* U.S. yields spike after April retail sales data
* Retail sales rise 0.3 pct, in line with estimates
* US-China still ‘very far apart’ on trade-U.S. ambassador
* Home Depot drops as sales misses estimate, drags Lowe’s
* Indexes down: Dow 0.80 pct, S&P 0.72 pct, Nasdaq 0.96 pct (Changes comment, adds details, updates prices)
By Medha Singh
May 15 (Reuters) - U.S. stocks slipped on Tuesday after the latest retail sales data indicated rising inflation and pushed up Treasury yields, while trade worries lingered with no signs of progress in U.S.-China talks.
The United States and China are still “very far apart” on resolving trade frictions, U.S. Ambassador to China Terry Branstad said, as a second round of high-level talks were set to begin in Washington.
Adding to the trade woes, Mexico’s economy minister Ildefonso Guajardo said he does not expect to meet a deadline this Thursday to reach a new North American Free Trade Agreement that could be presented to the U.S. Congress.
U.S. retail sales increased a moderate 0.3 percent in April, compared with an upwardly revised 0.8 percent surge in March, as rising gasoline prices weighed on discretionary spending, the Commerce Department said.
However, the rise in core retail sales, which excluded automobiles, gasoline, building materials and food services, showed consumer spending appeared on track to accelerate after slowing sharply in the first quarter.
Following the data, benchmark U.S. Treasury yield hit 3.037 percent, a key breakout level, before gaining further to 3.058 percent, its highest since July 2011. “When yields pop like they did this morning, that was unsettling and that came on top of the big run that markets just had,” said Bruce Bittles, chief investment strategist for Robert W. Baird & Co in Sarasota, Florida.
“Even from an overbought situation, the markets were a touch vulnerable and perhaps these rate rises was enough to trigger that.”
Shares of retailers including J. C. Penney, Target and Macy’s rose between 1.6 percent to 3.9 percent.
However, losses were broad based with ten of the 11 major S&P sectors in the red. The S&P financial was the only sector posting a slight gain of 0.1 percent.
Home Depot Inc slipped 1.7 percent after the No.1 U.S. home improvement chain missed Wall Street forecasts for sales at established stores.

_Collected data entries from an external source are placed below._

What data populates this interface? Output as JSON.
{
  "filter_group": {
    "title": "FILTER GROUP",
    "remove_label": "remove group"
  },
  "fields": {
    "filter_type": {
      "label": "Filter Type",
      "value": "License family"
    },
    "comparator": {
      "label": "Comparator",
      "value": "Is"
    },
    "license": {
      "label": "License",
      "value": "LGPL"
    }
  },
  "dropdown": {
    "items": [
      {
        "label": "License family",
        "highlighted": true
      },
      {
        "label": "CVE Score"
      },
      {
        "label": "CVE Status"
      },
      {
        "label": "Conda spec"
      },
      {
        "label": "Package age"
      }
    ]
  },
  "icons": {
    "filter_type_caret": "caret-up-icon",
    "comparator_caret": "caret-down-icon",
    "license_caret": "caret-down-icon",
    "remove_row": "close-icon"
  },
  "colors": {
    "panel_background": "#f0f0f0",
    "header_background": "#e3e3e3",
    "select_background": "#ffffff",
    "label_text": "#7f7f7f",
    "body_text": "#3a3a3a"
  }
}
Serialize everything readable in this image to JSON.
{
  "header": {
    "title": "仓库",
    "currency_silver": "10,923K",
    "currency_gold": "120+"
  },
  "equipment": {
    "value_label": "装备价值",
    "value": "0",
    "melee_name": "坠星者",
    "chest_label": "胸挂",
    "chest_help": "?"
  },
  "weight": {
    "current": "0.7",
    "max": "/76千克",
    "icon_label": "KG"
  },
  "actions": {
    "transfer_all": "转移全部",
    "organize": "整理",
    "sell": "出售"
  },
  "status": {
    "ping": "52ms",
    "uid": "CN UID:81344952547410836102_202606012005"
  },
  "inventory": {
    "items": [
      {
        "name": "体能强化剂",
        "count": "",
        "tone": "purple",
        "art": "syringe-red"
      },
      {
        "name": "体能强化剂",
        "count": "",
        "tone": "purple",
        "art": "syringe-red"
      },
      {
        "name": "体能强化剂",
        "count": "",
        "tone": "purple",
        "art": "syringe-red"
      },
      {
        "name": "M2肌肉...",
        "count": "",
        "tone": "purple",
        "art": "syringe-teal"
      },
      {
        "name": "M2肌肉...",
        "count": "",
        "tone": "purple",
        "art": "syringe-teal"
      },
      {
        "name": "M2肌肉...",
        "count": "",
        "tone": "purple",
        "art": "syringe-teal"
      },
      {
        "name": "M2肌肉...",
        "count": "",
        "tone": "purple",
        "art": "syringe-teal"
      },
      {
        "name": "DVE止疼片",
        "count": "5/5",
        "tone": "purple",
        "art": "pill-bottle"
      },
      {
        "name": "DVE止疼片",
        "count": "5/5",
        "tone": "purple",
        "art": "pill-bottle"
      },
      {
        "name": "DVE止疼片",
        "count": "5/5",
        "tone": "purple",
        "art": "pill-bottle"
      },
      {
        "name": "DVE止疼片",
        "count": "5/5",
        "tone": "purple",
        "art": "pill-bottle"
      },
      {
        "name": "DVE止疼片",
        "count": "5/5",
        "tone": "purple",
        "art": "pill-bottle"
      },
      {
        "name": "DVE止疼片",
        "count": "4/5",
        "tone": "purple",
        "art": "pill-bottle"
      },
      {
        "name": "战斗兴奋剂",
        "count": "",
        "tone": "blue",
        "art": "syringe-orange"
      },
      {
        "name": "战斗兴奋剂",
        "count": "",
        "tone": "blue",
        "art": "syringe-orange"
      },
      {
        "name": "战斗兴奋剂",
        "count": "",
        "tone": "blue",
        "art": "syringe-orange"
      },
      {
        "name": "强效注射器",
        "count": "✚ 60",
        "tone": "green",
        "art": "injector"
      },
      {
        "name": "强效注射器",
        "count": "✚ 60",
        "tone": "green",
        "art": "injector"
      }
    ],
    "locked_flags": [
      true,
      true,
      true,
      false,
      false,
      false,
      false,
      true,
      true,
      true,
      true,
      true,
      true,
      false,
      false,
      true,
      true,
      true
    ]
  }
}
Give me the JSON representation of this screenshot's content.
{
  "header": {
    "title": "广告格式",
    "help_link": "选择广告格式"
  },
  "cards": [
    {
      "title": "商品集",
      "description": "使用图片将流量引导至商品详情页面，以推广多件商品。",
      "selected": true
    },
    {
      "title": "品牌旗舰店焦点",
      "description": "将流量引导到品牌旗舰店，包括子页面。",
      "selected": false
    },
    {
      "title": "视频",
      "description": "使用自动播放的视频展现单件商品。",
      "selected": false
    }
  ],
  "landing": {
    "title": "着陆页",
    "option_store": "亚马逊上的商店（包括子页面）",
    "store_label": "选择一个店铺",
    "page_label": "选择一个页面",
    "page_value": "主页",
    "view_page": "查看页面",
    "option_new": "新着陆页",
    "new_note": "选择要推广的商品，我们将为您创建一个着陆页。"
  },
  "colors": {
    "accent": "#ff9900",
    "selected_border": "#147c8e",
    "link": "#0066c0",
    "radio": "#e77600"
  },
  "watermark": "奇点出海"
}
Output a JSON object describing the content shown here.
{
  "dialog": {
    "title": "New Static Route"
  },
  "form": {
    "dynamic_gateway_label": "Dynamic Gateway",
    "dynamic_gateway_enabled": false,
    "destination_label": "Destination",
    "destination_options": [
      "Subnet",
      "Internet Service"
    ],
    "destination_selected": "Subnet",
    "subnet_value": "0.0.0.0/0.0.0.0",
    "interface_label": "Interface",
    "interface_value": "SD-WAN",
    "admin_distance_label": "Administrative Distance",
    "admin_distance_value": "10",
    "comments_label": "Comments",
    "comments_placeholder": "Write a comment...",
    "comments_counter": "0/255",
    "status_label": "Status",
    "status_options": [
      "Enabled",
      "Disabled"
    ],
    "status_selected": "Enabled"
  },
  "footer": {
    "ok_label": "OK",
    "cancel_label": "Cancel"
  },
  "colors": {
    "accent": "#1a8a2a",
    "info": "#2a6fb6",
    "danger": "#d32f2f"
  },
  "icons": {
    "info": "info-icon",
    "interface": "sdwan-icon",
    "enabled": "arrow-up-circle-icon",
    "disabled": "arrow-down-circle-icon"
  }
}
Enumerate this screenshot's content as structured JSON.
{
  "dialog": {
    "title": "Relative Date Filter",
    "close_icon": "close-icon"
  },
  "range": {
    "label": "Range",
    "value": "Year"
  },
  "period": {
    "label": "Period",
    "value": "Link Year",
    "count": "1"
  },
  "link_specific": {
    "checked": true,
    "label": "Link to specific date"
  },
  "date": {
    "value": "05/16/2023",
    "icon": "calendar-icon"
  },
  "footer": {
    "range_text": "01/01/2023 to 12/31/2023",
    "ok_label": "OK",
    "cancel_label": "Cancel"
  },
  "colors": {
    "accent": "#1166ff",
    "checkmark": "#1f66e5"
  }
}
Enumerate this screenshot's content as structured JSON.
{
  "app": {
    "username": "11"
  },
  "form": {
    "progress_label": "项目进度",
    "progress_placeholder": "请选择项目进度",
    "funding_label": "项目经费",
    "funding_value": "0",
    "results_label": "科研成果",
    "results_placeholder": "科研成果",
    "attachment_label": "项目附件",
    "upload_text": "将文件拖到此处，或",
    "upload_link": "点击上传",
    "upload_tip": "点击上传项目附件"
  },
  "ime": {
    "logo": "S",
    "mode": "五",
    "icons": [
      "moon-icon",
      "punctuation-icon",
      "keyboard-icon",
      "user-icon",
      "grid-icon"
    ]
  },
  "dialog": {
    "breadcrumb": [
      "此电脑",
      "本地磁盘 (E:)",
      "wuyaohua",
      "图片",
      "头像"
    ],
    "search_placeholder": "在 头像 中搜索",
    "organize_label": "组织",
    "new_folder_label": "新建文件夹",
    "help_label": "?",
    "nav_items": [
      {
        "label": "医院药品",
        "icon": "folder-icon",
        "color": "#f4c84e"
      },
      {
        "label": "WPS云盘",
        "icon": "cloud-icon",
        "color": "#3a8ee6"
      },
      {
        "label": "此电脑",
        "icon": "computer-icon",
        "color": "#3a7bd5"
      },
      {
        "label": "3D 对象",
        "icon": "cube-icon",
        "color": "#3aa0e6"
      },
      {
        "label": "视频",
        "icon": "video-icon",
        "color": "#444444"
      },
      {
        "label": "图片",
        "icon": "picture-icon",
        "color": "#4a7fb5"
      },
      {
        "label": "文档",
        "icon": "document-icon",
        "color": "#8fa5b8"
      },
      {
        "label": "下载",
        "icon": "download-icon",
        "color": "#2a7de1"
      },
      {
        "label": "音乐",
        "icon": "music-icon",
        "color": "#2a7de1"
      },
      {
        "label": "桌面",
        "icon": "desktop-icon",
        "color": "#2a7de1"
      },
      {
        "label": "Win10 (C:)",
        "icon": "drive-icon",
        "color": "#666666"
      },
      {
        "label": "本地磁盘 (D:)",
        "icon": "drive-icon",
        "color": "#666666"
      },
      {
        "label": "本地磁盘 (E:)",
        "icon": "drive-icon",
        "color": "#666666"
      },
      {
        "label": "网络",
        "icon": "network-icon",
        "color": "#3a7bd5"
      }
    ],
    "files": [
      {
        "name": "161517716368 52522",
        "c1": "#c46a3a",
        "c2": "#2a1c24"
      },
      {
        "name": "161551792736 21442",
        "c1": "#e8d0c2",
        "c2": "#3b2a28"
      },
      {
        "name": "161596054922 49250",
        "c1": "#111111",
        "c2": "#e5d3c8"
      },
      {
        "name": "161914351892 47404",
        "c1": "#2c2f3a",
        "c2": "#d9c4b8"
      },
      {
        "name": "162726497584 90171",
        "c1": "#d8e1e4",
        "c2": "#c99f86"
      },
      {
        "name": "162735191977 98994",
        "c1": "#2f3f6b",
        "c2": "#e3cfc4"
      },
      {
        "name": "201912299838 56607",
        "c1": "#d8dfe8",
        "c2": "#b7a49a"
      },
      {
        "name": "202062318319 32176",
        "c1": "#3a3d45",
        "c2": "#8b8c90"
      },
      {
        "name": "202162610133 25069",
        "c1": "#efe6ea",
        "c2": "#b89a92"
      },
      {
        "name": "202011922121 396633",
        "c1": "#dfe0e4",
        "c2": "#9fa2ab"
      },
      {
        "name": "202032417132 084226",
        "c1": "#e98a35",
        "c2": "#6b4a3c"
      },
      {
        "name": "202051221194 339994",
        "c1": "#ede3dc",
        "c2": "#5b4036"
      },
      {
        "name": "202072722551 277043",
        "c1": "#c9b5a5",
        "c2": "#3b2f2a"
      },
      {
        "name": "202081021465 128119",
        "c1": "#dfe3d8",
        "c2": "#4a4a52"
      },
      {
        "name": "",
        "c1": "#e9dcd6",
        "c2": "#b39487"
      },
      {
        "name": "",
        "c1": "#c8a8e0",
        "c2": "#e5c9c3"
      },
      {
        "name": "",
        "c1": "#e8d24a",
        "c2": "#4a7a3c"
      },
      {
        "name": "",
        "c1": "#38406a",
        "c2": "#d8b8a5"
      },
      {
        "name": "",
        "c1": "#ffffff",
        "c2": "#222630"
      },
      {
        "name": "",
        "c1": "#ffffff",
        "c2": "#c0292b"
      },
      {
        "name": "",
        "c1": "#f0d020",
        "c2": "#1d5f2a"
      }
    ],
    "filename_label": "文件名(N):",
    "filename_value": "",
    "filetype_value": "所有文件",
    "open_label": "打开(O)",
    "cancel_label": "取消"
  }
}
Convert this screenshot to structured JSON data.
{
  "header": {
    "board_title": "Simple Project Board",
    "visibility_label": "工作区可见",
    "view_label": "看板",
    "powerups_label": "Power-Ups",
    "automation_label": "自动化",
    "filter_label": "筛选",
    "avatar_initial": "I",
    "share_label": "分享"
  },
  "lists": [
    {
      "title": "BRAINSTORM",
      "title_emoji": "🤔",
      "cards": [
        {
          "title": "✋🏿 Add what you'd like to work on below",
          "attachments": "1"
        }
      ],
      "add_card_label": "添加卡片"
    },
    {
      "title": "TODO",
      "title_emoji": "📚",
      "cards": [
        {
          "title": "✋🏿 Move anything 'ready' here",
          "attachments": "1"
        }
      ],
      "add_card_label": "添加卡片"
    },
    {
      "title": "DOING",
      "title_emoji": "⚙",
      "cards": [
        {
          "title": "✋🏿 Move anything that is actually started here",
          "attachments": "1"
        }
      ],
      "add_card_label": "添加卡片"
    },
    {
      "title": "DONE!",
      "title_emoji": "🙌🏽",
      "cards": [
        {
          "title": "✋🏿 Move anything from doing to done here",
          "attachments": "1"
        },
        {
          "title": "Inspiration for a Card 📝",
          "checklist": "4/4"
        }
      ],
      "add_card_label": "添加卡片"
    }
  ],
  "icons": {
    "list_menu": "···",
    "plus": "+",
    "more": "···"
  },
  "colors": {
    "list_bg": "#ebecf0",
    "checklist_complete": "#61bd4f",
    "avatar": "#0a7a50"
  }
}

Smaller rival Lowe’s was down 0.6 percent.
At 11:09 a.m. EDT the Dow Jones Industrial Average was down 198.21 points, or 0.80 percent, at 24,701.20, the S&P 500 was down 19.73 points, or 0.72 percent, at 2,710.40 and the Nasdaq Composite was down 71.11 points, or 0.96 percent, at 7,340.20.
Declining issues outnumbered advancers for a 2.02-to-1 ratio on the NYSE. Declining issues outnumbered advancers for a 1.18-to-1 ratio on the Nasdaq.
The S&P index recorded 3 new 52-week highs and 7 new lows, while the Nasdaq recorded 49 new highs and 34 new lows.